Negli ultimi sessant'anni gli esempi abbondano. Alle Olimpiadi di Città del Messico nel 1968 si rivela clamorosa la protesta di Tommie Smith e John Carlos: sul podio della gara dei 200 metri, i due atleti statunitensi calano il capo e alzano il pugno chiuso in un guanto (simbolo delle Black Panthers) durante l'esecuzione dell'inno, per sensibilizzare l'opinione pubblica mondiale sulle discriminazioni razziali. 

I Giochi continuano a essere epicentro della scena internazionale anche nelle edizioni successive, a partire da quella drammatica del 1972. A Monaco di Baviera il commando palestinese di Settembre Nero fa irruzione nel Villaggio Olimpico, puntando la delegazione israeliana, uccidendo due atleti e prendendone in ostaggio altri nove, che finiranno trucidati dopo il tentativo di liberazione da parte della polizia tedesca. La Germania ospitava per la prima volta dalla fine della guerra un evento di portata mondiale e l'episodio assume contorni funesti anche dal punto di vista simbolico. Perfino quando l'ondata terroristica degli Anni 70 sembra sul punto di placarsi, le tensioni non si allentano e in piena Guerra Fredda gli Stati Uniti boicottano le Olimpiadi di Mosca del 1980. Quattro anni dopo la Perejstroika non è ancora avviata e a Los Angeles arriva la ripicca sovietica. La stessa caduta del Muro, anziché placare le tensioni, acuisce i contrasti in molti dei Paesi del blocco dell'Est. 

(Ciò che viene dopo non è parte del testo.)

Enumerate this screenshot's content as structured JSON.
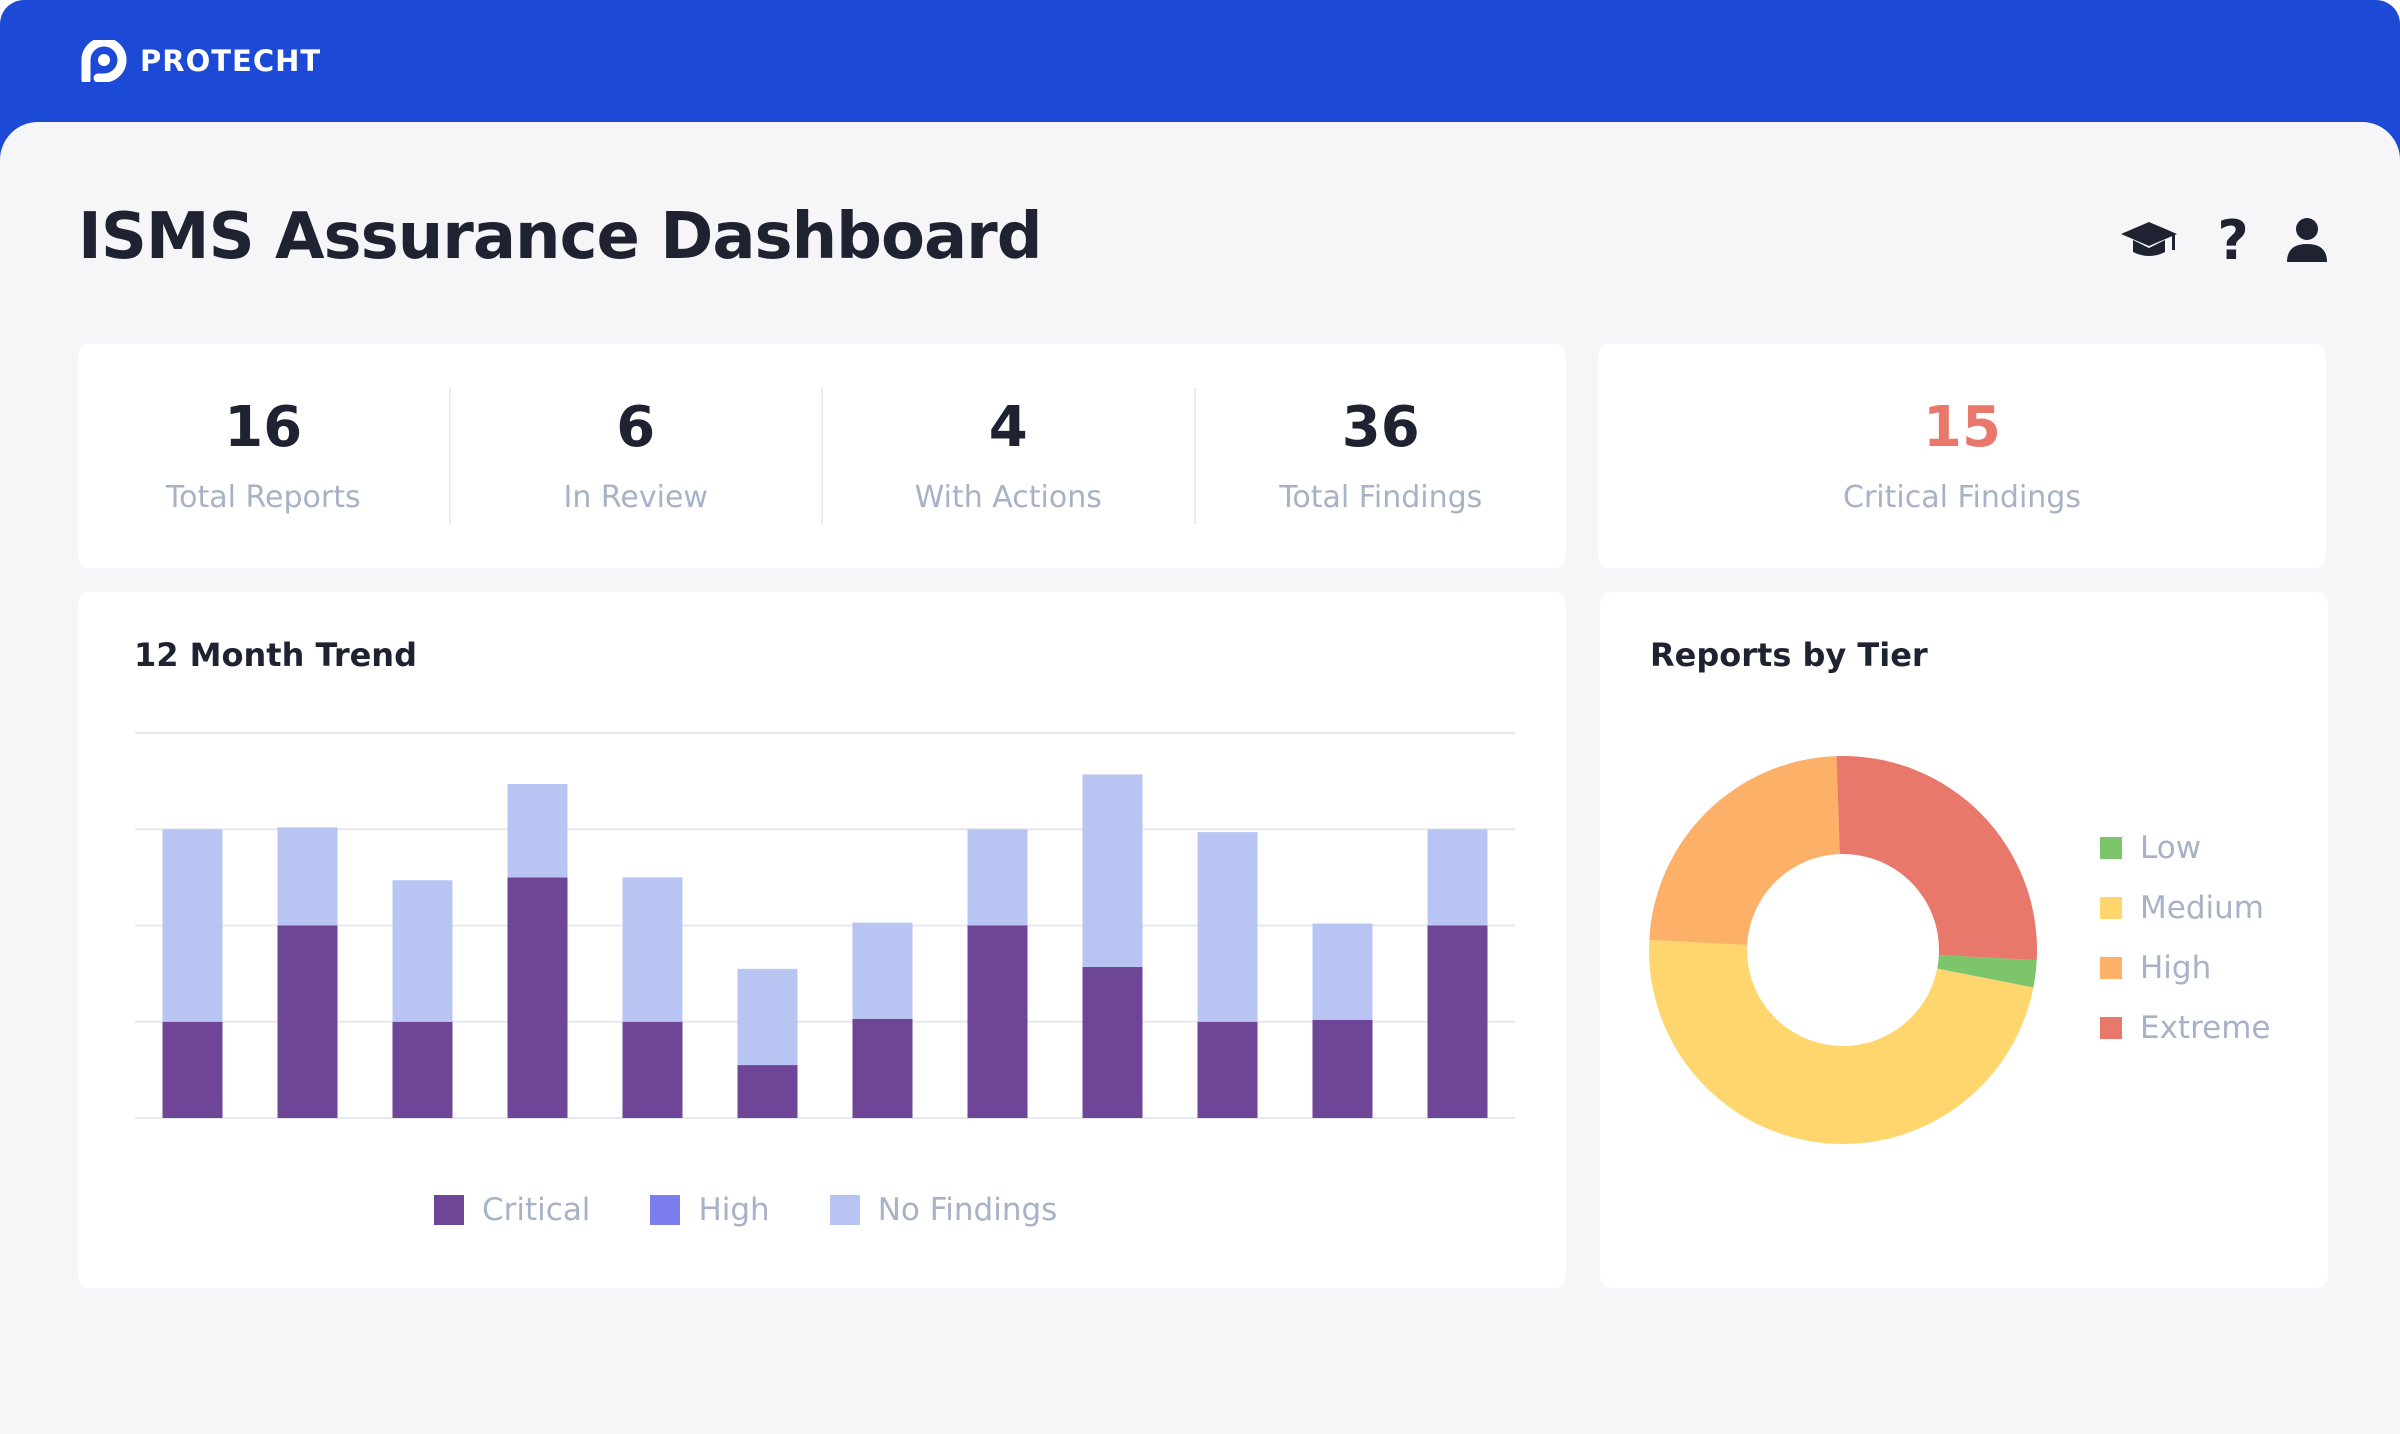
{
  "brand": {
    "name": "PROTECHT",
    "logo_icon": "protecht-logo-icon"
  },
  "page": {
    "title": "ISMS Assurance Dashboard"
  },
  "header_icons": {
    "learning": "graduation-cap-icon",
    "help_glyph": "?",
    "user": "user-icon"
  },
  "stats": [
    {
      "value": "16",
      "label": "Total Reports"
    },
    {
      "value": "6",
      "label": "In Review"
    },
    {
      "value": "4",
      "label": "With Actions"
    },
    {
      "value": "36",
      "label": "Total Findings"
    }
  ],
  "critical": {
    "value": "15",
    "label": "Critical Findings",
    "color": "#e8786b"
  },
  "trend": {
    "title": "12 Month Trend",
    "legend": [
      {
        "name": "Critical",
        "color": "#6f4598"
      },
      {
        "name": "High",
        "color": "#7c7ef0"
      },
      {
        "name": "No Findings",
        "color": "#b8c5f3"
      }
    ]
  },
  "tier": {
    "title": "Reports by Tier",
    "legend": [
      {
        "name": "Low",
        "color": "#7dc56b"
      },
      {
        "name": "Medium",
        "color": "#ffd56e"
      },
      {
        "name": "High",
        "color": "#fdb067"
      },
      {
        "name": "Extreme",
        "color": "#e8786b"
      }
    ]
  },
  "chart_data": [
    {
      "type": "bar",
      "stacked": true,
      "title": "12 Month Trend",
      "categories": [
        "",
        "",
        "",
        "",
        "",
        "",
        "",
        "",
        "",
        "",
        "",
        ""
      ],
      "series": [
        {
          "name": "Critical",
          "color": "#6f4598",
          "values": [
            1,
            2,
            1,
            2.5,
            1,
            0.55,
            1.03,
            2,
            1.57,
            1,
            1.02,
            2
          ]
        },
        {
          "name": "High",
          "color": "#7c7ef0",
          "values": [
            0,
            0,
            0,
            0,
            0,
            0,
            0,
            0,
            0,
            0,
            0,
            0
          ]
        },
        {
          "name": "No Findings",
          "color": "#b8c5f3",
          "values": [
            2,
            1.02,
            1.47,
            0.97,
            1.5,
            1,
            1,
            1,
            2,
            1.97,
            1,
            1
          ]
        }
      ],
      "ylim": [
        0,
        4
      ],
      "grid": true,
      "legend_position": "bottom"
    },
    {
      "type": "pie",
      "donut": true,
      "title": "Reports by Tier",
      "slices": [
        {
          "name": "Low",
          "value": 0.25,
          "color": "#7dc56b"
        },
        {
          "name": "Medium",
          "value": 0.5,
          "color": "#ffd56e"
        },
        {
          "name": "Medium",
          "value": 4.75,
          "color": "#ffd56e"
        },
        {
          "name": "High",
          "value": 2.6,
          "color": "#fdb067"
        },
        {
          "name": "Extreme",
          "value": 2.9,
          "color": "#e8786b"
        }
      ],
      "legend_position": "right"
    }
  ]
}
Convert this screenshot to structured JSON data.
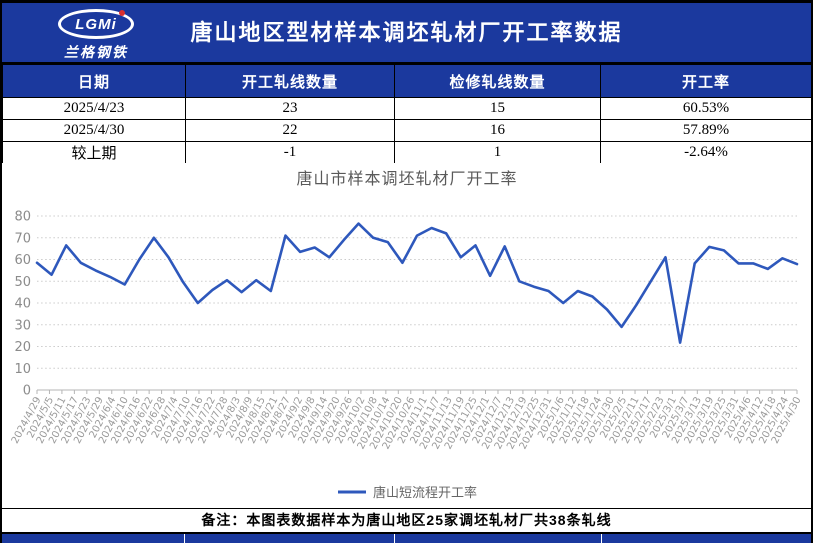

In Jugoslavia deflagrano le rivalità fra le varie etnie che sotto Tito avevano composto la Federazione di Stati, e ben presto gli scontri sanguinosissimi nei Balcani sfociano nell'orrore della pulizia etnica. Stavolta non c'è alcuna presa di posizione di una parte: l'esclusione viene decretata dall'alto e segue l'embargo imposto dalle Nazioni Unite. Già disgregata dai tragici avvenimenti, la selezione che riusciva a unire talenti del calibro di Savicevic, Stojkovic e Boban, fra gli altri, viene estromessa dagli Europei del 1992. Al suo posto la Uefa ripesca la Danimarca, che incredibilmente vincerà il torneo. 

Sembra passato un secolo, ma a poco più di trent'anni il terrore si affaccia nuovamente alle porte d'Europa, con il conflitto fra Ucraina e Russia. Il Comitato Olimpico Internazionale stabilisce l'esclusione della seconda da Mondiali, Europei e Olimpiadi. Le nazionali israeliane non subiscono uguale sorte, ma faticano a trovare nazioni in grado di ospitare le loro partite, fisiologicamente dirottate in campo neutro. Ad accogliere la selezione di calcio è soprattutto l'Ungheria, dove nel match d'andata con l'Italia i tifosi al seguito degli azzurri si girano di spalle in segno di protesta durante l'esecuzione dell'inno della squadra “di casa”. 

Stasera l'ennesimo atto, si spera con riflettori puntati sul campo. Almeno per 90 minuti.